Id, Ego e Superego são conceitos criados por Freud para explicar o funcionamento da mente humana, considerando aspectos conscientes e inconscientes. Seriam três “partes” da mente que determinam e coordenam o comportamento humano:

  • Id: Regido pelo “princípio do prazer”. Profundamente ligado à libido, está relacionado à ação de impulsos e é considerado inato. Localizado na zona inconsciente, age apenas a partir de estímulos instintivos (amoral).
  • Ego: Parte consciente da mente, responsável por percepção, memória e pensamentos. É regido pelo “princípio da realidade”, atuando como mediador entre id e superego.
  • Superego: Componente inibidor da mente, considerado hiper-moral. Segue o “princípio do dever” e faz o julgamento das intenções de acordo com regras de conduta e heranças culturais.

Fonte: http://psicoativo.com/2016/05/resumo-id-ego-e-superego.html

Psicose e Melancolia: A Psicose, segundo a psicanálise, é uma das três possibilidades de constituição do sujeito. O psicótico é a pessoa que tem delírios, alucinações ou ouve vozes; o modo de relação dele com o mundo é como se fosse uma relação única, sem separação. A melancolia se caracteriza por um abatimento doloroso, cessação do interesse pelo mundo exterior, perda da capacidade de amar e diminuição da autoestima.

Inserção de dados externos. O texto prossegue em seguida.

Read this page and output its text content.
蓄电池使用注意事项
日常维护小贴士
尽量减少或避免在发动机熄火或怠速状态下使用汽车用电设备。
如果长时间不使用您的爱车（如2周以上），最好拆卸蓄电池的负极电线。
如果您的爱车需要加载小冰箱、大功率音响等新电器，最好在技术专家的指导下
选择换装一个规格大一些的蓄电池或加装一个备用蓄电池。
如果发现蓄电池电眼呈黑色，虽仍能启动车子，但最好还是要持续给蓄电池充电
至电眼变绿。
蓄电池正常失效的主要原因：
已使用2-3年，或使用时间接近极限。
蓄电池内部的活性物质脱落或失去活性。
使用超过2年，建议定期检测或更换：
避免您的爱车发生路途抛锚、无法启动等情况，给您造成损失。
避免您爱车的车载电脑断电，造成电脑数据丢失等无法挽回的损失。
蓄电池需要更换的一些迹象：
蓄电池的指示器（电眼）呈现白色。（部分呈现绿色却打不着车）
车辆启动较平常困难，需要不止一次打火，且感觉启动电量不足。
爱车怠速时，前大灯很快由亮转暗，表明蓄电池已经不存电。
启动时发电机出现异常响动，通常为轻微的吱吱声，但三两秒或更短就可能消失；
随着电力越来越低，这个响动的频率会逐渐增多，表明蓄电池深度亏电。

7º - Modos de Relação do Paciente

As coisas que o paciente faz e não tem controle são sintomas, uma expressão de um conflito psíquico e uma mensagem do inconsciente de uma pulsão que se satisfaz. Esse sintoma é sustentado pela compulsão inconsciente e pode ser fundamental para orientar a prática terapêutica e demarcar limites.

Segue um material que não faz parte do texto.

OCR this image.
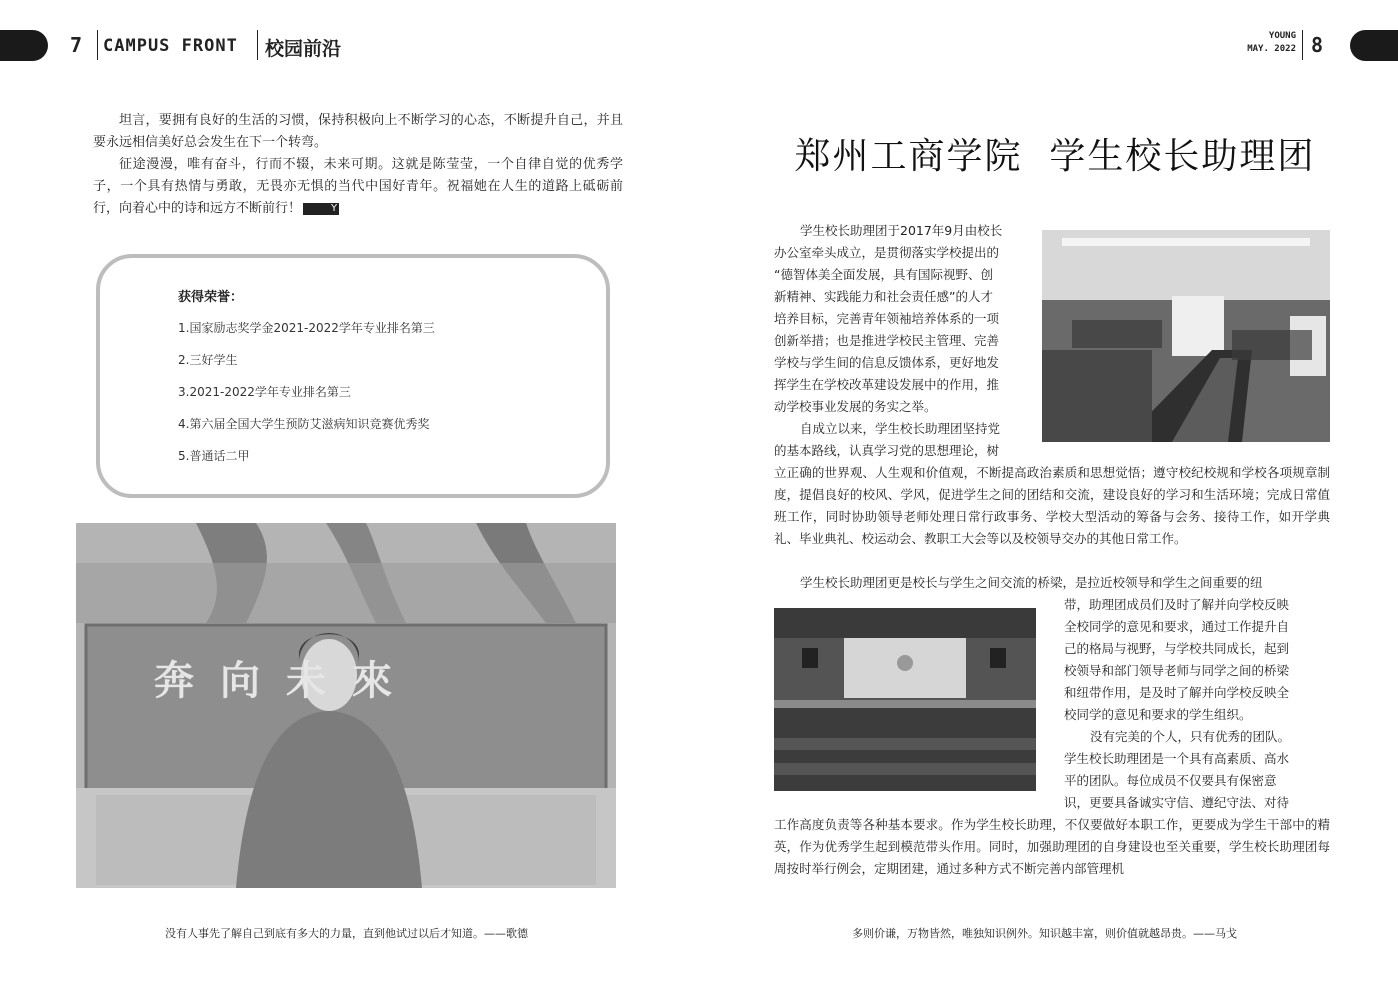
7 CAMPUS FRONT 校园前沿
YOUNG
MAY. 2022 8
坦言，要拥有良好的生活的习惯，保持积极向上不断学习的心态，不断提升自己，并且要永远相信美好总会发生在下一个转弯。
征途漫漫，唯有奋斗，行而不辍，未来可期。这就是陈莹莹，一个自律自觉的优秀学子，一个具有热情与勇敢，无畏亦无惧的当代中国好青年。祝福她在人生的道路上砥砺前行，向着心中的诗和远方不断前行！	Y
获得荣誉：
1.国家励志奖学金2021-2022学年专业排名第三
2.三好学生
3.2021-2022学年专业排名第三
4.第六届全国大学生预防艾滋病知识竞赛优秀奖
5.普通话二甲
奔向未來
没有人事先了解自己到底有多大的力量，直到他试过以后才知道。——歌德
郑州工商学院  学生校长助理团
学生校长助理团于2017年9月由校长
办公室牵头成立，是贯彻落实学校提出的
“德智体美全面发展，具有国际视野、创
新精神、实践能力和社会责任感”的人才
培养目标，完善青年领袖培养体系的一项
创新举措；也是推进学校民主管理、完善
学校与学生间的信息反馈体系，更好地发
挥学生在学校改革建设发展中的作用，推
动学校事业发展的务实之举。
自成立以来，学生校长助理团坚持党
的基本路线，认真学习党的思想理论，树
立正确的世界观、人生观和价值观，不断提高政治素质和思想觉悟；遵守校纪校规和学校各项规章制度，提倡良好的校风、学风，促进学生之间的团结和交流，建设良好的学习和生活环境；完成日常值班工作，同时协助领导老师处理日常行政事务、学校大型活动的筹备与会务、接待工作，如开学典礼、毕业典礼、校运动会、教职工大会等以及校领导交办的其他日常工作。
学生校长助理团更是校长与学生之间交流的桥梁，是拉近校领导和学生之间重要的纽
带，助理团成员们及时了解并向学校反映
全校同学的意见和要求，通过工作提升自
己的格局与视野，与学校共同成长，起到
校领导和部门领导老师与同学之间的桥梁
和纽带作用，是及时了解并向学校反映全
校同学的意见和要求的学生组织。
没有完美的个人，只有优秀的团队。
学生校长助理团是一个具有高素质、高水
平的团队。每位成员不仅要具有保密意
识，更要具备诚实守信、遵纪守法、对待
工作高度负责等各种基本要求。作为学生校长助理，不仅要做好本职工作，更要成为学生干部中的精英，作为优秀学生起到模范带头作用。同时，加强助理团的自身建设也至关重要，学生校长助理团每周按时举行例会，定期团建，通过多种方式不断完善内部管理机
多则价谦，万物皆然，唯独知识例外。知识越丰富，则价值就越昂贵。——马戈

8º - Inveja do Pênis e Estruturas Clínicas

Charge – Inveja do pênis - Castração e Complexo de Édipo (2º Ensaio). Neurose e psicose.

  • Castração: Quando a criança não consegue atingir seus desejos incestuosos e tem que aceitar a derrota.
  • Complexo de Édipo: Termo usado para descrever os sentimentos de um menino: desejo pela mãe e ciúme/raiva em relação ao pai (concorrência pelo afeto da mãe).
  • Neurose: Estrutura de constituição do sujeito onde existe o conflito interior.
  • Psicose: Estrutura onde a realidade é composta por alucinações e delírios; o conflito é com o mundo exterior.

9º - Diferenças entre Neurose e Psicose

  • Psicótico: Conflito com o Mundo Exterior. O modo de relação com o mundo é conflituoso, interpretando vozes internas como comandos.
  • Neurótico: Conflito com o Mundo Interior (Culpa). É a estrutura da maioria, onde o sujeito tem dificuldade de lidar com seu Ego e seu Id. A culpa é uma característica marcante.

10º - Luto e Melancolia

Para Freud, a melancolia é uma estrutura sintomática atrelada à psicose.

  • Luto: Processo saudável e natural de lidar com a perda de um objeto de amor específico. Ocorre na mente consciente. “No luto é o mundo que se tornou pobre e vazio”.
  • Melancolia: Considerada patológica, ocorre na mente inconsciente pois a pessoa é incapaz de compreender plenamente a perda. Apresenta um extraordinário rebaixamento da autoestima. “Na melancolia é o próprio ego que se torna pobre e vazio”.